Knives Out is inventively directed as well. Again, the movie makes a lot out of small details. For example, when the police interview each member of the family individually, about the birthday party the night of the murder, they all recount minorly different versions of the story. This plays out like a miniature Rashomon. We see each person’s version of the events portrayed on screen as they describe it, with the discrepancies between stories laid bare visually. This both reveals aspects of the characters being interviewed and draws laughs from how each version paints the person telling it, or their immediate family, in the best possible light.

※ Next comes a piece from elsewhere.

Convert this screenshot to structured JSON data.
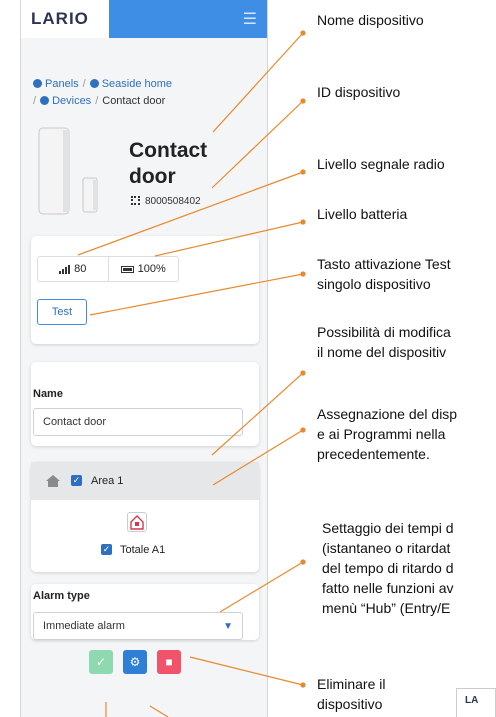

There are also tons of more technical tricks that elevate the quality of the movie. There is clever editing that emphasizes the movie’s physical humor, juxtapositions of statements and actions that emphasize the movie’s written wit, thoughtful deviations from the film’s main style of fixed tripod shots for more jittery handheld work to emphasize heightened emotions, and so much more. All these choices help build the visual language of the film: something stylized but not overbearingly so. This kind of aesthetic isn’t for everyone. Some people don’t like anything that is so up front with how it heightens reality in the frame, like those who hate the works of Wes Anderson for being too twee. In Knives Out, however, I think the stylistic choices create a mood, a mood that helps the film feel like a traditional murder mystery even as the story is playfully tweaking the assumptions of the genre.
Honestly, it is hard to find fault with this movie. It’s joyously fun. It is put together like an intricate puzzle box and, at least on first viewing, it doesn’t rely on suspension of disbelief or a stupid audience to make the puzzle box function. It subverts genre in clever ways, but also knows when to stick to the genre staples to keep the piece familiar. It can be very funny. It can be very tense. It knows how to shift from tone to tone with a natural ease, not awkwardly whipsawing the audience hither and thither as some less deftly made films do. This movie is great and I really can’t recommend it enough.
Would Recommend: If you love a good Agatha Christie ensemble mystery.
Would Not Recommend: If all stylized visuals read as annoyingly unrealistic.